Meeker took on the top job at Genzyme in October.
Citing Genzyme’s history of striking partnerships with patient advocacy organizations, physicians, and insurers, he said, “Our model is not defined by small-size disease or large-size diseases. Multiple sclerosis is a large-size disease.’’
Meeker said Genzyme plans to apply in the first quarter of next year for regulatory approval to sell its experimental MS drug Lemtrada in the United States and Europe.
In October, the Food and Drug Administration agreed to review Genzyme’s application for a separate oral MS treatment, Aubagio, and is expected to rule on it in the second half of 2012. Genzyme is currently readying an Aubagio application for European regulators.
But Genzyme, which has about 4,500 employees in Massachusetts and 10,000 worldwide, has not backed away from developing so-called personalized medicines to treat rare diseases. It has submitted an application in Europe for Kynamro, a drug to treat familial hypercholesterolemia, an inherited propensity for extremely high levels of cholesterol. It plans to seek FDA approval early next year.
Genzyme’s drug shipments have been hobbled for the past two years as the company recovers from a 2009 viral contamination of equipment at its Allston Landing plant. But Genzyme is conducting trial production runs at a new plant in Framingham and expects the FDA will next year allow it to start shipping Fabrazyme, a treatment for Fabry disease, from the facility.
Genzyme is on track to resume full Fabrazyme deliveries in the second half of 2012, Meeker said.
Speaking at the chamber’s “innovation forum’’ breakfast, Meeker said Paris-based Sanofi is committed to expanding Genzyme’s footprint in Massachusetts and using the company as a springboard into personalized medicine.
“We’re hiring aggressively now in our manufacturing and quality areas,’’ he told the more than 100 business leaders.
Meeker did not specify how many jobs Genzyme is likely to add.
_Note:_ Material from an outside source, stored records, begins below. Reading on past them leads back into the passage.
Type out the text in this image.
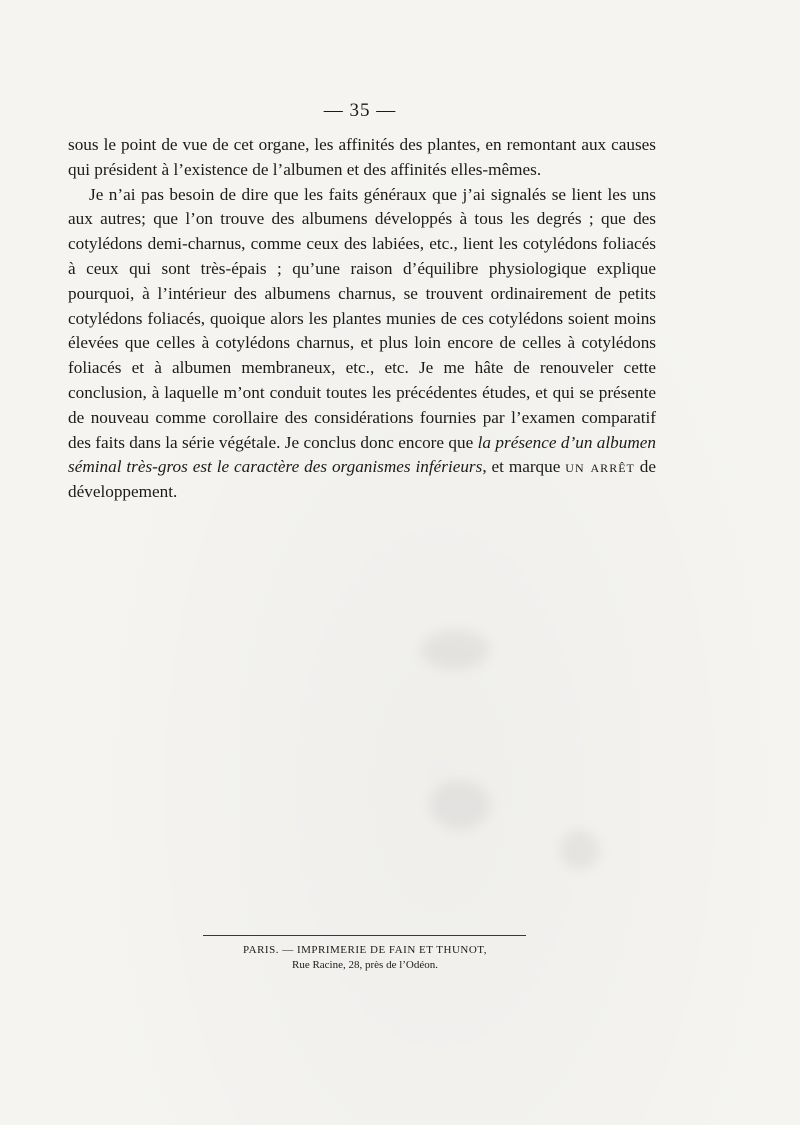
— 35 —

sous le point de vue de cet organe, les affinités des plantes, en remontant aux causes qui président à l’existence de l’albumen et des affinités elles-mêmes.

Je n’ai pas besoin de dire que les faits généraux que j’ai signalés se lient les uns aux autres; que l’on trouve des albumens développés à tous les degrés ; que des cotylédons demi-charnus, comme ceux des labiées, etc., lient les cotylédons foliacés à ceux qui sont très-épais ; qu’une raison d’équilibre physiologique explique pourquoi, à l’intérieur des albumens charnus, se trouvent ordinairement de petits cotylédons foliacés, quoique alors les plantes munies de ces cotylédons soient moins élevées que celles à cotylédons charnus, et plus loin encore de celles à cotylédons foliacés et à albumen membraneux, etc., etc. Je me hâte de renouveler cette conclusion, à laquelle m’ont conduit toutes les précédentes études, et qui se présente de nouveau comme corollaire des considérations fournies par l’examen comparatif des faits dans la série végétale. Je conclus donc encore que la présence d’un albumen séminal très-gros est le caractère des organismes inférieurs, et marque un arrêt de développement.

PARIS. — IMPRIMERIE DE FAIN ET THUNOT,
Rue Racine, 28, près de l’Odéon.
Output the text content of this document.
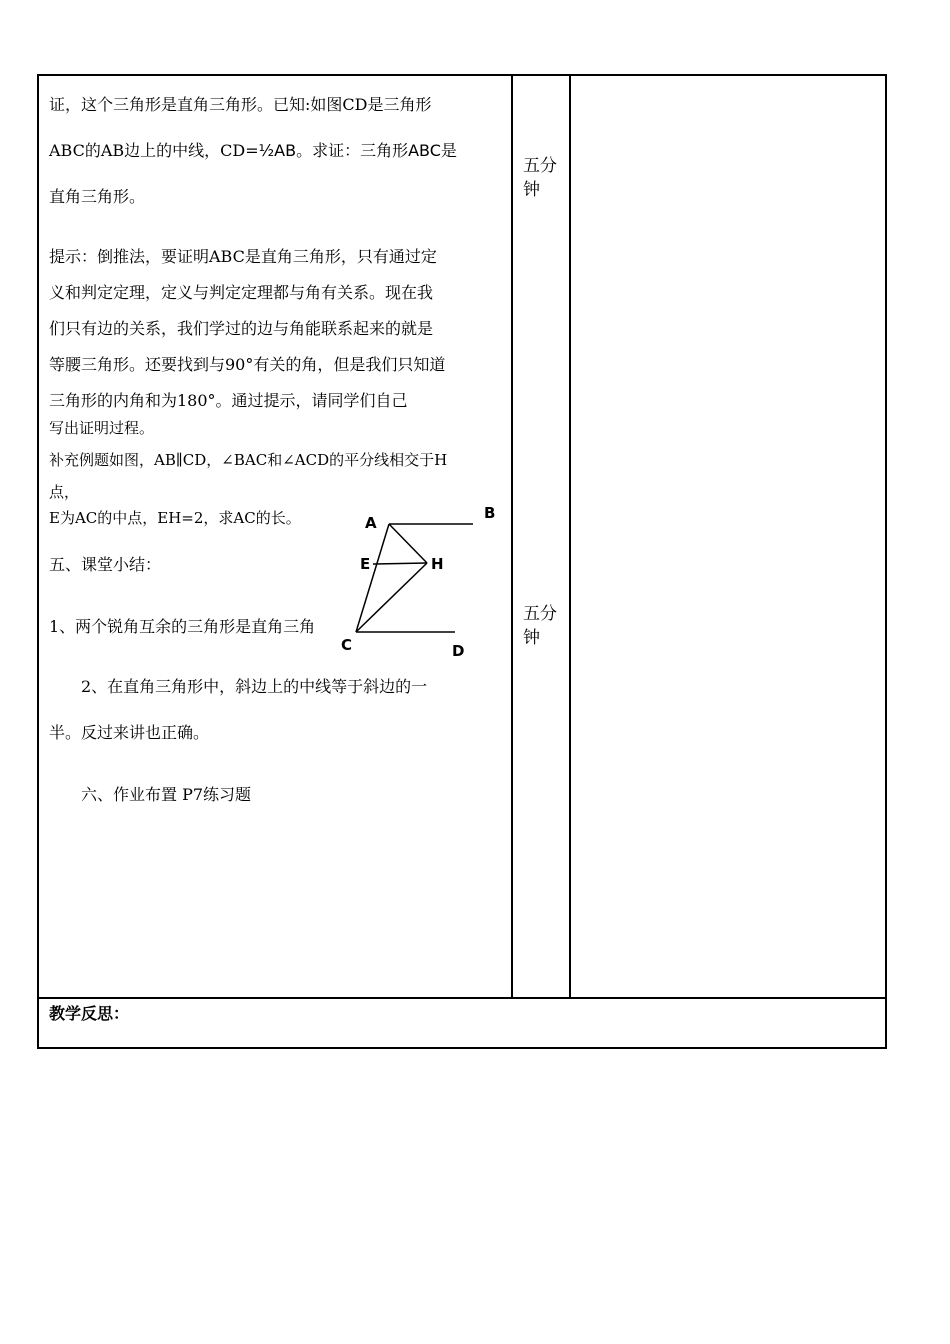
证，这个三角形是直角三角形。已知:如图CD是三角形

ABC的AB边上的中线，CD=½AB。求证：三角形ABC是

直角三角形。

提示：倒推法，要证明ABC是直角三角形，只有通过定

义和判定定理，定义与判定定理都与角有关系。现在我

们只有边的关系，我们学过的边与角能联系起来的就是

等腰三角形。还要找到与90°有关的角，但是我们只知道

三角形的内角和为180°。通过提示，请同学们自己

写出证明过程。

补充例题如图，AB∥CD，∠BAC和∠ACD的平分线相交于H

点，

E为AC的中点，EH=2，求AC的长。

五、课堂小结：

1、两个锐角互余的三角形是直角三角

2、在直角三角形中，斜边上的中线等于斜边的一

半。反过来讲也正确。

六、作业布置 P7练习题

A
B
E	H
C	D
五分钟
五分钟
教学反思：
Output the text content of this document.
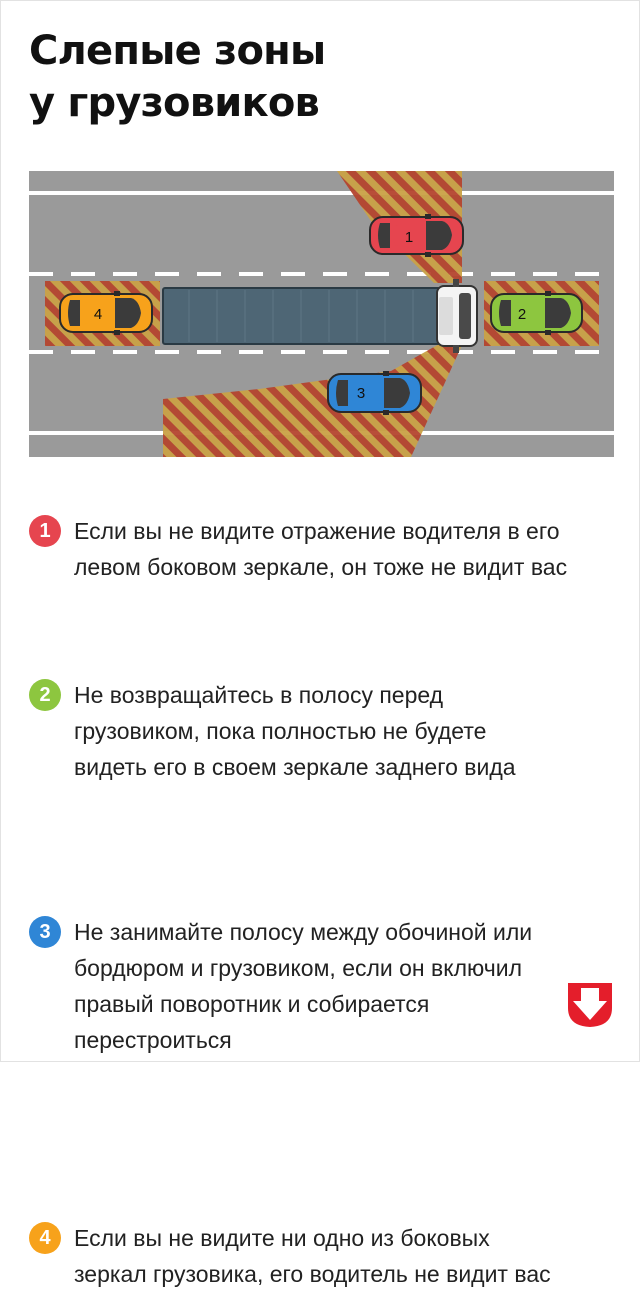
Слепые зоны
у грузовиков
1
2
3
4
1	Если вы не видите отражение водителя в его
левом боковом зеркале, он тоже не видит вас
2	Не возвращайтесь в полосу перед
грузовиком, пока полностью не будете
видеть его в своем зеркале заднего вида
3	Не занимайте полосу между обочиной или
бордюром и грузовиком, если он включил
правый поворотник и собирается
перестроиться
4	Если вы не видите ни одно из боковых
зеркал грузовика, его водитель не видит вас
But he said the hiring in research and manufacturing is offsetting the loss of some “redundant’’ administrative jobs being eliminated at Genzyme headquarters.
Last month, Sanofi told employees it will close a research laboratory in Bridgewater, N.J., next year and move an unspecified number of jobs to the Boston area, where it has established its US research and development hub. The step is one in a series that will consolidate Sanofi’s global research operations.